Former hotel in Columbus, Ohio, U.S.

The Chittenden Hotel was a hotel building in Downtown Columbus, Ohio. The hotel, located at Spring and High streets, was in three succeeding buildings. The first was built in 1889; the second in 1892; and the third in 1895.

The Chittenden was created by Columbus businessman Henry Treat Chittenden, known for owning the Columbus Railway Company, in the horsecar and streetcar business. He was also involved in real estate and the arts, and was educated in and practiced law. Chittenden had seen William Neil, a stagecoach entrepreneur, make a second fortune with his Neil House hotel, inspiring Chittenden to follow suit. In 1873, he purchased the five-story Parker Building, an office building with retail space. In the late 1880s, he converted it into the first Chittenden hotel, adding two floors among other extensive renovations. It opened in 1889. The building was gutted in a large fire in 1890. The next building was constructed in 1892 in a more lavish style by Columbus architect George Bellows Sr. Chittenden built theaters around it – the Henrietta on Spring St. and the Park on High St.; he also built a massive auditorium nearby.

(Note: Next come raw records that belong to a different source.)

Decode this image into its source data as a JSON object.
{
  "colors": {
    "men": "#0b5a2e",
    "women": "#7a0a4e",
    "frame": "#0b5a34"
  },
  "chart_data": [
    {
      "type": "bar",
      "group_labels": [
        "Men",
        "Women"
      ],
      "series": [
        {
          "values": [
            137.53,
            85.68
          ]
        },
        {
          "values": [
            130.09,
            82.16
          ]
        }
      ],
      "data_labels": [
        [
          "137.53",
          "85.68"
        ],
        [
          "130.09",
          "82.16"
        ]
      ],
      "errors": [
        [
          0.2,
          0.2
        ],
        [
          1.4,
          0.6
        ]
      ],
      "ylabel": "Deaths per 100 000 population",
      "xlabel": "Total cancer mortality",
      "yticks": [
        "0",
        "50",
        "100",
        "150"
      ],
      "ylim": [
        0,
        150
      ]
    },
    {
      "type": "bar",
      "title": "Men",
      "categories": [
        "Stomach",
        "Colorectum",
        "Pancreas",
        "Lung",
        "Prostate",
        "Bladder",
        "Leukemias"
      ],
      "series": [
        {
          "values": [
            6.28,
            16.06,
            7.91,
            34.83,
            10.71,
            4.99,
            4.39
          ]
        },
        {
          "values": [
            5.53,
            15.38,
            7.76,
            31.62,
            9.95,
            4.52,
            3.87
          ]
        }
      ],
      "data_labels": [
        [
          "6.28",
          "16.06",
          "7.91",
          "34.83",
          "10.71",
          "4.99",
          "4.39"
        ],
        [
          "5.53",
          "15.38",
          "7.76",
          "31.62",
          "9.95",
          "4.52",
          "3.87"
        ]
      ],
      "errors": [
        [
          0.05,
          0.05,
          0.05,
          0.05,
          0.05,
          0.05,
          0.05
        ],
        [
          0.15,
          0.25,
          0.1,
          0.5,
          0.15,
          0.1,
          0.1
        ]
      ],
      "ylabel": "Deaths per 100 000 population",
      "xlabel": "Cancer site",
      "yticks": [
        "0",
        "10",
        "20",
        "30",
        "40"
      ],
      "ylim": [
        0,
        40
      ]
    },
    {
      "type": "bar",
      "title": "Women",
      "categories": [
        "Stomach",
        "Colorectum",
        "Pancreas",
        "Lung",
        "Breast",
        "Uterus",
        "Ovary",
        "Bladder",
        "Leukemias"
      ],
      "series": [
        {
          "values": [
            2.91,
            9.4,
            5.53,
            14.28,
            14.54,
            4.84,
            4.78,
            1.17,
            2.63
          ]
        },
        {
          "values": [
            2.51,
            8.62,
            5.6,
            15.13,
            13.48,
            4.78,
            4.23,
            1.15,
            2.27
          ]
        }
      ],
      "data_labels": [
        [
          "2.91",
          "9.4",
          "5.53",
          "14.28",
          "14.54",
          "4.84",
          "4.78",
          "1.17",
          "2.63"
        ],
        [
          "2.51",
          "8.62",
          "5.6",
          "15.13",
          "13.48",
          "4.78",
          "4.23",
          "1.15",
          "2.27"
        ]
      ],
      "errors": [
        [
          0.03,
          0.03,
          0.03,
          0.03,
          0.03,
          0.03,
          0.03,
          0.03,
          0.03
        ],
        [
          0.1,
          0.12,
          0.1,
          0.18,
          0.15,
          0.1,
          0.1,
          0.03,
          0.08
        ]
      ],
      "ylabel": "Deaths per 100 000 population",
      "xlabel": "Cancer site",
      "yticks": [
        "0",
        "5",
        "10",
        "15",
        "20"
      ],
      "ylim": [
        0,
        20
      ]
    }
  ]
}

A block-wide fire demolished the second hotel on November 25, 1893, spreading from the unfinished auditorium to the hotel and Henrietta Theater. The city block had damage of about $300,000; Chittenden had only insured the hotel for $50,000. Undeterred by the fires, Henry Chittenden built his third hotel in 1895, using solid materials including stone, steel, concrete, and brick. The eight-story building was held under the Chittenden family's ownership, past his death in 1909, until it was sold in the early 1950s. It was sold to the Temple of Good Will, which planned to build a skyscraper in Columbus. The organization struggled with operating the hotel. It restricted any liquor sales there, and found it difficult to have commercial and other travelers in its rooms and restaurants without alcohol sales.

Just after 1960, the hotel's Moorish towers and eaves were removed to lower maintenance costs. The third hotel was the longest-lasting. It closed on March 15, 1972 and was demolished in February 1973.

The high-rise William Green Building stands at the site of the hotel.